In Ghent, until March 2015 estradiol was measured using E170 Modular (E2 Gen II, Roche Diagnostics, Mannheim, Germany). After that, E170 Modular (E2 Gen III, Roche Diagnostics) with an interassay CV of 3.2% and an LOQ of 92 pmol/L was used. T levels were measured using E170 Modular (E2 Gen II) with an interassay CV of 2.6% and an LOQ of 0.4 nmol/l.

In Florence serum estradiol was measured using electrochemiluminescence immunoassay (E801, Roche Diagnostic) with an interassay CV of 3.6% and an LOQ of 91.8 pmol/l. T levels were measured through E801 (Roche Diagnostics) with an interassay CV of 6.8% and an LOQ of 0.416 nmol/l.

Data were analyzed using IBM SPSS 26.0 (SPSS, Chicago, IL, USA).

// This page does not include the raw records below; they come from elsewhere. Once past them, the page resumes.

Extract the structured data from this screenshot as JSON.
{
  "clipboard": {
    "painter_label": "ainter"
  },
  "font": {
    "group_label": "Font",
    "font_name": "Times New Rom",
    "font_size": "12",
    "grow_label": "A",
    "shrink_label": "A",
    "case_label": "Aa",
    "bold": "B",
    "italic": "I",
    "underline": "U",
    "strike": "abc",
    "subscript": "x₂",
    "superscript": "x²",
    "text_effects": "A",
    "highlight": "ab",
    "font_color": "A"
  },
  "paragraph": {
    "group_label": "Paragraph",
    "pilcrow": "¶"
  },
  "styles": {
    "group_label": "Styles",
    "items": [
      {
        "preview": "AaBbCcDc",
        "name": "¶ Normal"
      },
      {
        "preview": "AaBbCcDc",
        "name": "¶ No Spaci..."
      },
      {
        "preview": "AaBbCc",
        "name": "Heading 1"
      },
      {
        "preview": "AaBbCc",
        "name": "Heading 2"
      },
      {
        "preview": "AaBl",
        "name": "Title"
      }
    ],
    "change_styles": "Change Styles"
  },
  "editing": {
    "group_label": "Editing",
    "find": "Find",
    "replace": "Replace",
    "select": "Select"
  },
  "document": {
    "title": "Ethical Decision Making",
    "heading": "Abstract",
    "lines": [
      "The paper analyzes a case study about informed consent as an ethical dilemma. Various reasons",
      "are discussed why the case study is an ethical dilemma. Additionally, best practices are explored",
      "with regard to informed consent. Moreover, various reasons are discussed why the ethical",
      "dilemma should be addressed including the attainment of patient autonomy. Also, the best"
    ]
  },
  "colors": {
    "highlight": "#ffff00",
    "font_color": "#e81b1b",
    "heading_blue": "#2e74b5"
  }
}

Sample characteristics are presented as percentages with categorical variables, or as mean ± SD for continuous variables. Data were checked for normal distribution by means of the Kolmogorov Smirnov Statistic. For the assessment of between-group differences (trans AFAB vs. trans AMAB people), a χ2 and an independent measure t test were applied for categorical and continuous variables, respectively. Differences between groups were evaluated in a multivariate model (adjusting for the relevant clinical confounders) by means of an analysis of covariance (ANCOVA) with post hoc Bonferroni test. Statistical significance was determined at p < 0.05.

To evaluate changes in dermatological outcomes across time, a mixed linear model was applied to the outcome variable, with visit (number of months of GAHT) as the fixed factor and with a random intercept for baseline scores.